Personne ne s’étonna du mariage de maître Simon Lebrument avec Mlle Jeanne Cordier. Maître Lebrument venait d’acheter l’étude de notaire de maître Papillon ; il fallait, bien entendu, de l’argent pour la payer ; et Mlle Jeanne Cordier avait trois cent mille francs liquides, en billets de banque et en titres au porteur. Maître Lebrument était un beau garçon, qui avait du chic, un chic notaire, un chic province, mais enfin du chic, ce qui était rare à Boutigny-le-Rebours.

Mlle Cordier avait de la grâce et de la fraîcheur, de la grâce un peu gauche et de la fraîcheur un peu fagotée ; mais c’était, en somme, une belle fille désirable et fêtable.

La cérémonie d’épousailles mit tout Boutigny sens dessus dessous.

On admira fort les mariés, qui rentrèrent cacher leur bonheur au domicile conjugal, ayant résolu de faire tout simplement un petit voyage à Paris après quelques jours de tête-à-tête.

Il fut charmant, ce tête-à-tête, maître Lebrument ayant su apporter dans ses premiers rapports avec sa femme une adresse, une délicatesse et un à-propos remarquables.
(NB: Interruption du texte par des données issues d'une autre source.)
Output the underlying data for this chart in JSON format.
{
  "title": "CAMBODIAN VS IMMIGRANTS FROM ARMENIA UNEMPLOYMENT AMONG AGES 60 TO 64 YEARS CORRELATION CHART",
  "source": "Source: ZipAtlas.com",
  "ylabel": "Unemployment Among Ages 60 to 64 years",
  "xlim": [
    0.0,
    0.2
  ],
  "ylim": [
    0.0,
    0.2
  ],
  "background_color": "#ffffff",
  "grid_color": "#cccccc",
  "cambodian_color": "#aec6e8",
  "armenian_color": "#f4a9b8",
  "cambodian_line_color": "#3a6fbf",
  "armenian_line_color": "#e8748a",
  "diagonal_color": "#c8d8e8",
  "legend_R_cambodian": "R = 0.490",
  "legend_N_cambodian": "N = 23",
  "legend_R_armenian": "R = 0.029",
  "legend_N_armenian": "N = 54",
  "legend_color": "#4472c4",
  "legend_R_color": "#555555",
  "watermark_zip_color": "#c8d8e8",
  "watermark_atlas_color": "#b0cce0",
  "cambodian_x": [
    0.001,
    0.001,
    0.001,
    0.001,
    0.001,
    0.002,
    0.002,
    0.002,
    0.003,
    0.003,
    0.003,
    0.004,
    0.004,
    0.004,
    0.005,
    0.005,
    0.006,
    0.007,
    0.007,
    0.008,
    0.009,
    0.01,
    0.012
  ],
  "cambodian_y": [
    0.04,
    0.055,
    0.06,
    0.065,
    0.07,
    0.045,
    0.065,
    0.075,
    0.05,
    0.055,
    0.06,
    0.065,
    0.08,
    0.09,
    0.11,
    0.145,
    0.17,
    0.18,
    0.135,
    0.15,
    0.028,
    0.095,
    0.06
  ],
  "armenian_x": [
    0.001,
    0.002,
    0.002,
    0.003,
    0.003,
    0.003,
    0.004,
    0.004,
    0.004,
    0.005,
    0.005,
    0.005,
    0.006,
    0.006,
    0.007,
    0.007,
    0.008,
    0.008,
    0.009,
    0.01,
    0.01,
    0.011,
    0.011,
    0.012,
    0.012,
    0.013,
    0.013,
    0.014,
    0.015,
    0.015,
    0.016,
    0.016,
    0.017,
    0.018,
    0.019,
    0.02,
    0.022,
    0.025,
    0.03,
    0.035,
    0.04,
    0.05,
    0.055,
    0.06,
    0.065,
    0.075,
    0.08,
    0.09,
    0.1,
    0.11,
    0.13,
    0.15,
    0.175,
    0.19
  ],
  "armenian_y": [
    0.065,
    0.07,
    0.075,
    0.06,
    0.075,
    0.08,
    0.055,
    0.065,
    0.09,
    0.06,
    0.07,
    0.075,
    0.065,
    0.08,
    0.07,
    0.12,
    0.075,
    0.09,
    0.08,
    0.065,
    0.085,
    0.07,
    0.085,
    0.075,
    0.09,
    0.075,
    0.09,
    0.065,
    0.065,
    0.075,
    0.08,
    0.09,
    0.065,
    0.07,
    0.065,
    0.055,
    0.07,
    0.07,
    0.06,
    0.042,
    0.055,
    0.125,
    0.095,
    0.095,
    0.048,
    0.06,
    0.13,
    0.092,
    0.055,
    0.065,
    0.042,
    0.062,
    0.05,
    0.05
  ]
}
Il avait pris pour devise :  « Tout vient à point à qui sait attendre. » Il sut être en même temps patient et énergique. Le succès fut rapide et complet.
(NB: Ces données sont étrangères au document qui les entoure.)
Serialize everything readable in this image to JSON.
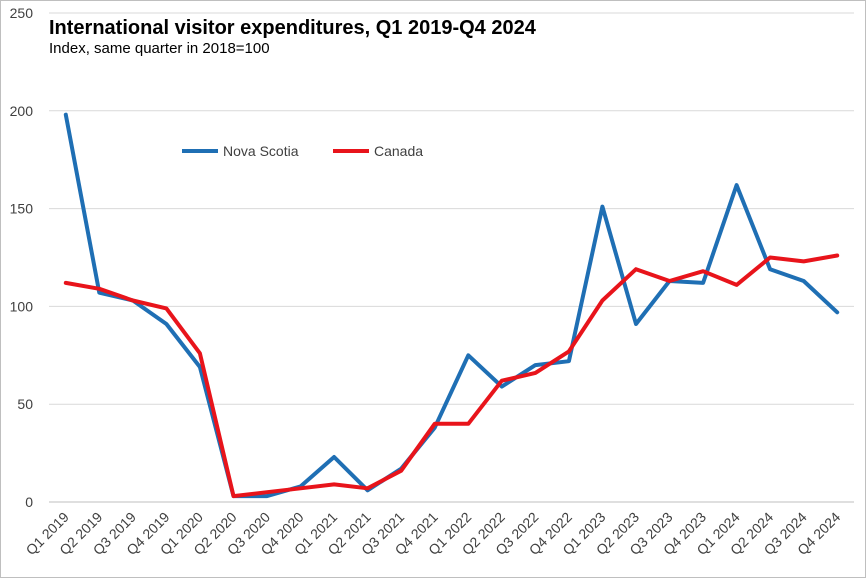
{
  "chart_data": {
    "type": "line",
    "title": "International visitor expenditures, Q1 2019-Q4 2024",
    "subtitle": "Index, same quarter in 2018=100",
    "xlabel": "",
    "ylabel": "",
    "ylim": [
      0,
      250
    ],
    "yticks": [
      0,
      50,
      100,
      150,
      200,
      250
    ],
    "grid": true,
    "legend_position": "upper-left inside plot",
    "categories": [
      "Q1 2019",
      "Q2 2019",
      "Q3 2019",
      "Q4 2019",
      "Q1 2020",
      "Q2 2020",
      "Q3 2020",
      "Q4 2020",
      "Q1 2021",
      "Q2 2021",
      "Q3 2021",
      "Q4 2021",
      "Q1 2022",
      "Q2 2022",
      "Q3 2022",
      "Q4 2022",
      "Q1 2023",
      "Q2 2023",
      "Q3 2023",
      "Q4 2023",
      "Q1 2024",
      "Q2 2024",
      "Q3 2024",
      "Q4 2024"
    ],
    "series": [
      {
        "name": "Nova Scotia",
        "color": "#1f6fb4",
        "values": [
          198,
          107,
          103,
          91,
          69,
          3,
          3,
          8,
          23,
          6,
          17,
          38,
          75,
          59,
          70,
          72,
          151,
          91,
          113,
          112,
          162,
          119,
          113,
          97
        ]
      },
      {
        "name": "Canada",
        "color": "#e8141b",
        "values": [
          112,
          109,
          103,
          99,
          76,
          3,
          5,
          7,
          9,
          7,
          16,
          40,
          40,
          62,
          66,
          77,
          103,
          119,
          113,
          118,
          111,
          125,
          123,
          126
        ]
      }
    ]
  }
}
Au bout de quatre jours, Mme Lebrument adorait son mari.

Elle ne pouvait plus se passer de lui, il fallait qu’elle l’eût tout le jour près d’elle pour le caresser, l’embrasser lui tripoter les mains, la barbe, le nez, etc. Elle s’asseyait sur ses genoux, et, le prenant par les oreilles, elle disait :  « Ouvre la bouche et ferme les yeux. » Il ouvrait la bouche avec confiance, fermait les yeux à moitié, et il recevait un bon baiser bien tendre, bien long, qui lui faisait passer de grands frissons dans le dos. Et à son tour il n’avait pas assez de caresses, pas assez de lèvres, pas assez de mains, pas assez de toute sa personne pour fêter sa femme du matin au soir et du soir au matin.

Une fois la première semaine écoulée, il dit à sa jeune compagne :

 « Si tu veux, nous partirons pour Paris mardi prochain. Nous ferons comme les amoureux qui ne sont pas mariés, nous irons dans les restaurants, au théâtre, dans les cafés-concerts, partout, partout. » Elle sautait de joie.

 « Oh ! Oui, oh ! Oui, allons-y le plus tôt possible. » Il reprit :

 « Et puis, comme il ne faut rien oublier, préviens ton père de tenir ta dot toute prête ; je l’emporterai avec nous et je paierai par la même occasion maître Papillon. » Elle prononça :

 « Je le lui dirai demain matin. » Et il la saisit dans ses bras pour recommencer le petit jeu de tendresse qu’elle aimait tant, depuis huit jours.

Le mardi suivant, le beau-père et la belle-mère accompagnèrent à la gare leur fille et leur gendre qui partaient pour la capitale.